More and more drop ships and landing pods shot out from the Daego
n ships, their lethal cargo raining down on the coastal city. Gage watched as enemy craft blinked out of existence as ground defenses engaged, but with each passing minute, more and more invaders made it to their beachheads.
“We’re at the outer edge of effective torpedo range,” Price said.
“Fire at will. Let our destroyers off the leash, have them interdict the Daegon landers. The rest of the fleet closes to cannon range to finish off their ships,” Gage said.

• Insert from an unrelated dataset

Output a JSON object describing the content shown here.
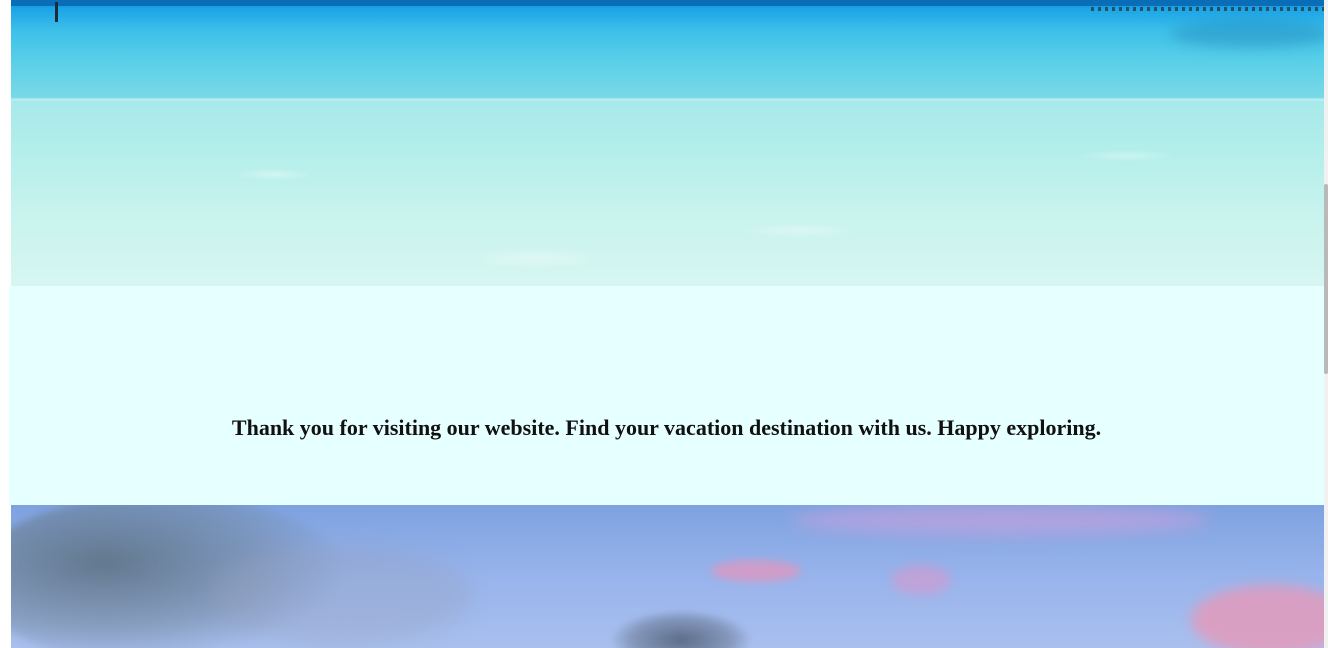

The Orion shuddered as weapons blasted out of launchers. The torpedoes accelerated straight off the dorsal and ventral tubes, then curved toward the Daegon troop carriers. More torpedoes from the fleet’s cruisers and frigates joined the swarm and alert icons pinged next to each ship: empty torpedo magazines.
Gage skewed the holo to one side, checking on Prince Aidan’s progress. The shuttle’s position slowed from its projected course, coming almost to a standstill.
“What the hell…” Gage tapped a screen to open a channel, but the connection didn’t go through.
“Commodore,” Price said, snapping the holo back to show the entire battle. Albion torpedoes hurtled through a swarm of counter fire from the troop carriers. Gage swallowed hard as more than half were destroyed before they could begin their terminal acceleration. The remaining weapons sprang forward, like the closing jaws of a trap, and hit home.
Daegon ships fell out of formation, bleeding air and broken hull fragments as they succumbed to the planet’s gravity. One carrier kept disgorging drop pods, but haphazardly, sending troops into the void or on trajectories through the atmosphere that guaranteed they’d burn to a crisp before they ever made it to the ground.